Many Applicants are unaware that there is no ability for the FWC to award any compensation for shock, distress, hurt or humiliation – all very natural feelings when you have been through a life changing event – but they are not compensable.
The practical impact of section 392 of the Fair Work Act is that the amount of compensation that maybe awarded to an employee will be impacted by a number of factors that the FWC must take into account.
In 2015-16 financial year half of all decisions that awarded compensation to an employee were for an amount of compensation of less than $10,000 with only a mere handful going anywhere near the maximum compensation limit.
We recently reported on the case of Jennifer Walker v Salvation Army (NSM) Property Trust t/as The Salvation Army- Salvos Stores http://www.hodgesmith.com.au/2017/02/02/dont-be-too-quick-to-dismiss/ - _ftnref1 . In this unfair dismissal case the employee was awarded the maximum compensation of 6 months of their annual salary which equated to about $22,400. This is pretty rare but it did address the criteria in section 392 and compensated the employee for 11 years continuous service with no previous disciplinary record and a procedurally flawed investigation and disciplinary process.
On the other hand, the case of Mr A v The Respondent [2016] FWC 8631 is a case where the employee had worked for the employer for 1 year and left work under circumstances in which the employer thought he had resigned.
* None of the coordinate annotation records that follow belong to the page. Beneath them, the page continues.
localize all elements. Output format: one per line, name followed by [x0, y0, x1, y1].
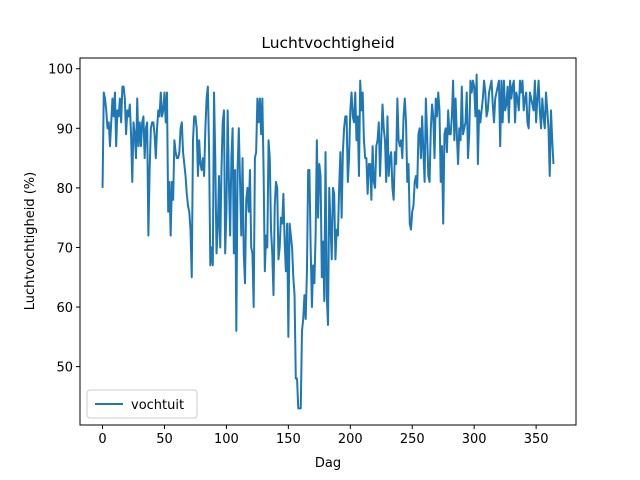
y-tick-label: 80	[56, 182, 73, 197]
x-tick-label: 0	[98, 432, 106, 447]
x-tick-label: 350	[524, 432, 549, 447]
plot-frame	[79, 57, 577, 426]
legend-box	[86, 389, 198, 419]
legend-label: vochtuit	[131, 398, 184, 413]
y-axis-label: Luchtvochtigheid (%)	[23, 172, 38, 310]
x-tick-label: 300	[462, 432, 487, 447]
y-tick-label: 70	[56, 241, 73, 256]
y-tick-label: 50	[56, 361, 73, 376]
x-tick-label: 250	[400, 432, 425, 447]
x-axis-label: Dag	[315, 456, 341, 471]
line	[101, 73, 555, 410]
x-tick-label: 50	[156, 432, 173, 447]
chart-title: Luchtvochtigheid	[261, 34, 394, 52]
y-tick-label: 100	[48, 63, 73, 78]
x-tick-label: 100	[214, 432, 239, 447]
x-tick-label: 150	[276, 432, 301, 447]
y-tick-label: 90	[56, 122, 73, 137]
y-tick-label: 60	[56, 301, 73, 316]
x-tick-label: 200	[338, 432, 363, 447]
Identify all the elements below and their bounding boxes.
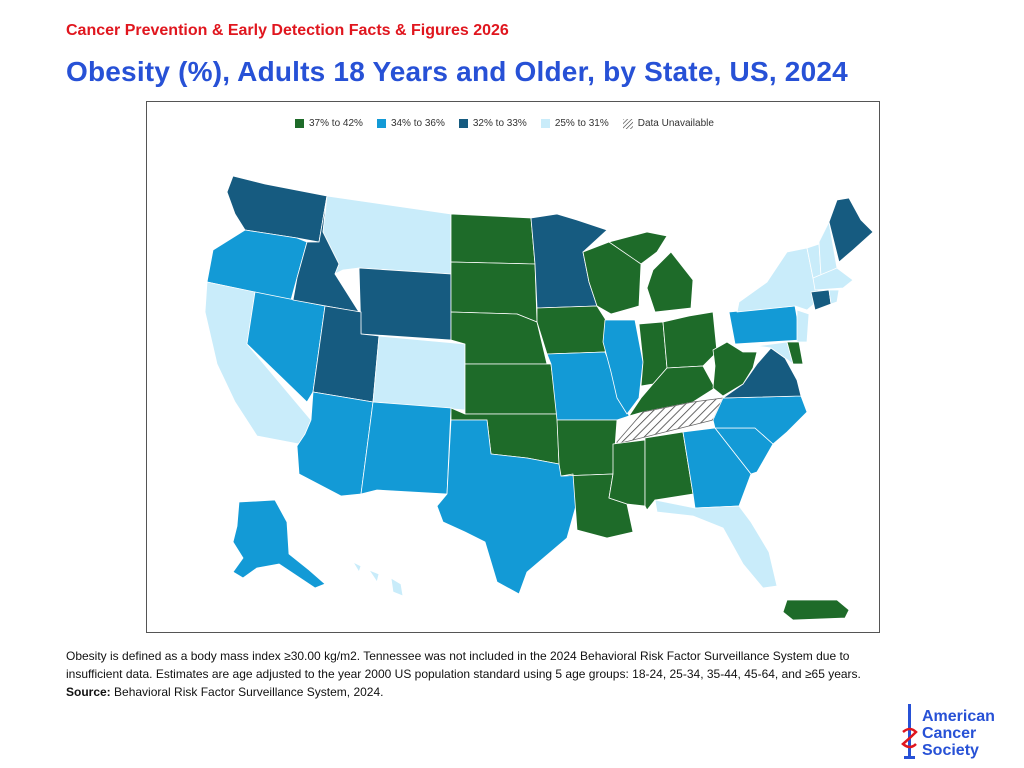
state-wy xyxy=(358,267,452,341)
state-wv xyxy=(712,341,758,397)
definition-note: Obesity is defined as a body mass index … xyxy=(66,649,861,681)
state-mt xyxy=(322,195,452,275)
legend-item-unavailable: Data Unavailable xyxy=(622,118,714,129)
state-md xyxy=(756,341,794,365)
state-il xyxy=(602,319,644,415)
source-note: Source: Behavioral Risk Factor Surveilla… xyxy=(66,683,876,701)
legend-label: Data Unavailable xyxy=(637,118,714,129)
legend-label: 25% to 31% xyxy=(554,118,609,129)
state-nd xyxy=(450,213,536,265)
legend-swatch-dark-green xyxy=(295,119,304,128)
state-mi xyxy=(608,231,694,313)
legend-item-25-31: 25% to 31% xyxy=(540,118,609,129)
state-tx xyxy=(436,419,578,595)
state-ms xyxy=(608,439,646,507)
state-az xyxy=(296,391,374,497)
state-nj xyxy=(796,309,810,343)
state-me xyxy=(828,197,874,263)
acs-logo-wordmark: American Cancer Society xyxy=(922,708,995,759)
state-ma xyxy=(812,267,854,291)
state-fl xyxy=(654,499,778,589)
legend-label: 32% to 33% xyxy=(472,118,527,129)
state-co xyxy=(372,335,466,411)
state-ia xyxy=(536,305,612,355)
logo-line-american: American xyxy=(922,708,995,725)
state-de xyxy=(786,341,804,365)
legend-item-34-36: 34% to 36% xyxy=(376,118,445,129)
legend-swatch-navy xyxy=(458,119,468,128)
legend-label: 34% to 36% xyxy=(390,118,445,129)
map-legend: 37% to 42% 34% to 36% 32% to 33% 25% to … xyxy=(295,118,714,129)
logo-line-society: Society xyxy=(922,742,979,759)
state-oh xyxy=(662,311,718,369)
legend-item-37-42: 37% to 42% xyxy=(295,118,363,129)
report-kicker: Cancer Prevention & Early Detection Fact… xyxy=(66,22,509,39)
legend-swatch-blue xyxy=(376,119,386,128)
logo-line-cancer: Cancer xyxy=(922,725,977,742)
legend-item-32-33: 32% to 33% xyxy=(458,118,527,129)
state-nm xyxy=(360,401,452,495)
state-ri xyxy=(828,289,840,305)
state-pr xyxy=(782,599,850,621)
acs-sword-icon xyxy=(901,704,918,759)
state-ny xyxy=(736,247,822,313)
state-ks xyxy=(464,363,558,415)
state-hi xyxy=(352,561,404,597)
legend-swatch-light-blue xyxy=(540,119,550,128)
state-ar xyxy=(556,419,618,477)
page-title: Obesity (%), Adults 18 Years and Older, … xyxy=(66,56,848,87)
state-ak xyxy=(232,499,326,589)
source-label: Source: xyxy=(66,685,111,699)
legend-label: 37% to 42% xyxy=(309,118,363,129)
us-choropleth-map xyxy=(204,175,874,621)
footnotes: Obesity is defined as a body mass index … xyxy=(66,647,876,701)
map-frame: 37% to 42% 34% to 36% 32% to 33% 25% to … xyxy=(146,101,880,633)
state-ct xyxy=(810,289,832,311)
legend-swatch-hatched xyxy=(622,118,633,129)
state-or xyxy=(206,229,308,301)
source-text: Behavioral Risk Factor Surveillance Syst… xyxy=(110,685,384,699)
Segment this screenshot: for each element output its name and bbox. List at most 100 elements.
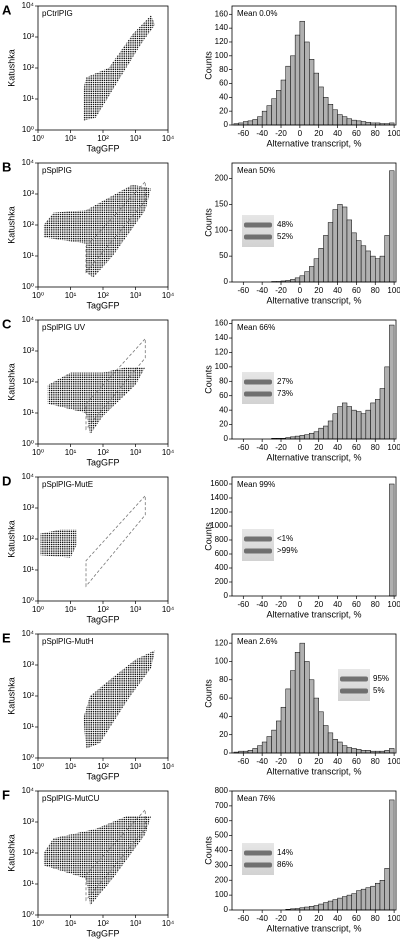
- gel-label: 86%: [277, 860, 293, 869]
- y-axis-label: Katushka: [6, 520, 16, 558]
- x-tick-label: 10⁴: [162, 448, 175, 457]
- bar: [360, 121, 367, 126]
- bar: [318, 903, 324, 911]
- y-tick-label: 10⁰: [22, 439, 34, 448]
- bar: [337, 897, 343, 911]
- bar: [299, 642, 305, 754]
- bar: [384, 750, 390, 754]
- y-tick-label: 600: [215, 816, 229, 825]
- y-tick-label: 0: [224, 277, 229, 286]
- bar: [299, 20, 305, 126]
- x-tick-label: 80: [371, 600, 380, 609]
- x-axis-label: TagGFP: [86, 771, 119, 781]
- y-tick-label: 0: [224, 120, 229, 129]
- bar: [313, 431, 319, 440]
- y-tick-label: 10⁰: [22, 596, 34, 605]
- y-tick-label: 0: [224, 748, 229, 757]
- bar: [309, 266, 315, 283]
- x-axis-label: Alternative transcript, %: [266, 766, 361, 776]
- panel-letter: E: [2, 630, 11, 645]
- bar: [318, 711, 324, 754]
- y-tick-label: 10⁰: [22, 910, 34, 919]
- x-tick-label: 10³: [130, 291, 142, 300]
- y-tick-label: 10²: [22, 691, 34, 700]
- x-tick-label: -20: [275, 600, 287, 609]
- x-tick-label: 10⁴: [162, 291, 175, 300]
- annotation: Mean 66%: [237, 323, 275, 332]
- x-axis-label: TagGFP: [86, 300, 119, 310]
- x-tick-label: 20: [314, 914, 323, 923]
- y-tick-label: 120: [215, 37, 229, 46]
- x-tick-label: 10¹: [65, 134, 77, 143]
- bar: [313, 72, 319, 126]
- x-tick-label: 10³: [130, 919, 142, 928]
- plot-frame: [231, 5, 397, 126]
- gel-band: [244, 234, 272, 240]
- bar: [342, 745, 348, 754]
- gel-label: 14%: [277, 848, 293, 857]
- bar: [290, 55, 296, 126]
- bar: [327, 900, 334, 911]
- bar: [351, 748, 357, 754]
- x-tick-label: 60: [352, 443, 361, 452]
- y-axis-label: Katushka: [6, 206, 16, 244]
- y-tick-label: 20: [219, 106, 228, 115]
- x-tick-label: -60: [238, 286, 250, 295]
- x-tick-label: -60: [238, 443, 250, 452]
- y-tick-label: 1000: [210, 521, 228, 530]
- bar: [337, 741, 343, 754]
- x-tick-label: 10⁴: [162, 605, 175, 614]
- y-tick-label: 200: [215, 174, 229, 183]
- bar: [309, 679, 315, 754]
- x-tick-label: 10¹: [65, 919, 77, 928]
- x-tick-label: 10¹: [65, 448, 77, 457]
- x-axis-label: Alternative transcript, %: [266, 138, 361, 148]
- bar: [252, 748, 258, 754]
- plot-frame: [231, 162, 397, 283]
- y-tick-label: 10¹: [22, 879, 34, 888]
- bar: [360, 413, 367, 440]
- x-tick-label: 40: [333, 443, 342, 452]
- bar: [346, 747, 352, 754]
- gate: [85, 180, 146, 274]
- bar: [276, 720, 282, 754]
- y-axis-label: Katushka: [6, 363, 16, 401]
- bar: [346, 219, 352, 283]
- y-tick-label: 200: [215, 875, 229, 884]
- y-tick-label: 10⁴: [22, 1, 35, 10]
- bar: [290, 670, 296, 754]
- y-axis-label: Counts: [203, 836, 213, 865]
- bar: [309, 906, 315, 911]
- x-tick-label: 10²: [97, 919, 109, 928]
- x-tick-label: 10³: [130, 134, 142, 143]
- scatter-label: pCtrlPIG: [42, 9, 73, 18]
- x-tick-label: 60: [352, 757, 361, 766]
- gel-band: [244, 862, 272, 868]
- scatter-label: pSplPIG-MutH: [42, 637, 94, 646]
- x-tick-label: 10⁰: [32, 448, 44, 457]
- bar: [332, 109, 338, 126]
- x-tick-label: 80: [371, 757, 380, 766]
- bar: [370, 402, 376, 440]
- bar: [323, 97, 329, 126]
- plot-frame: [231, 319, 397, 440]
- y-tick-label: 10¹: [22, 722, 34, 731]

Whilst the FWC found that the employee had not resigned and therefore the employer had terminated his employment unfairly, they also considered the appropriateness of the compensation payable to the employee. Senior Deputy President O’Callaghan stated at [65]:
“Had Mr A not been dismissed on 18 July 2016 I think it unlikely that his employment would have continued indefinitely given the concerns expressed by Mr H about his work performance…”
And at [66] SDP O’Callaghan went on to conclude that:
“If Mr A had not been dismissed, his absence from 14 July 2016 means that it is likely that he would have only been paid his personal leave entitlements or 2 weeks pay”.
SDP O’Callaghan ultimately awarded Mr A, the applicant with 2 weeks’ wages as compensation.
What these two decisions demonstrate is that where an Applicant has been employed for a short time or was employed as a casual or have ongoing performance issues they can expect a lot less compensation than an employee that has 10+ years of continuous employment with no disciplinary warnings against them and an expectation of years of future employment.
In summary, what can be taken from a review of the FWC statistics is that Applicant’s seeking large amounts of compensation need to be cautious in their expectations – as the statistics show there is no such thing as a Leprechaun’s pot of gold!
The content of this publication is for reference purposes only. It is current at the date of publication. This content does not constitute legal advice and should not be relied upon as such. Legal advice about your specific circumstances should always be obtained before taking any action based on this publication.